Dans son projet, Artem a conçu un **”micro-ordinateur” virtuel** où chaque composant du jeu (mémoire, registres, affichage) est stocké et manipulé sous forme de **motifs textuels**. Résultat : tout le moteur de DOOM, y compris les graphismes et les niveaux, repose sur une structure monolithique de 96,6 Mo.
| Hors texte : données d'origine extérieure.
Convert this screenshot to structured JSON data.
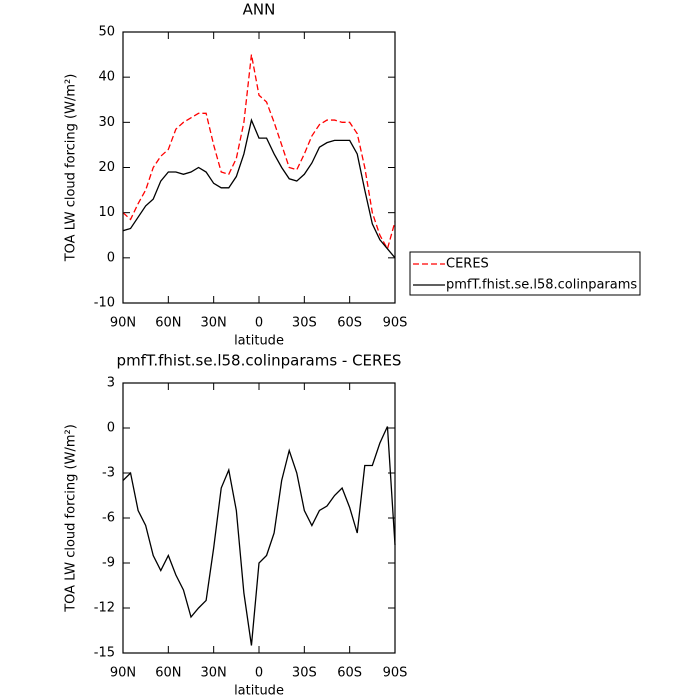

Cette chaîne colossale contient :
– La **RAM virtuelle** du “processeur”, où sont stockées les variables (position du joueur, score, etc.).
– Les **registres CPU**, gérés via des marqueurs textuels comme `[X=120]`.
– Le **framebuffer**, une zone dédiée à l’affichage pixel par pixel.
– Le **code compilé** du moteur, traduit en règles de substitution complexes.
Le principe est simple : le programme en C applique des millions de règles du type *”si ce motif apparaît dans la chaîne, remplace-le par celui-ci et exécute cette opération”*. Après **plus de 10 000 substitutions successives**, le texte évolue… et DOOM progresse, cadre après cadre.
Pour visualiser l’analogie, imaginez un éditeur de texte comme Notepad++ poussé à son extrême : chaque instruction du jeu est une règle de *trouver/remplacer* appliquée en boucle. Le tout fonctionne comme un ordinateur des années 80 sous stéroïdes – mais en version textuelle pure.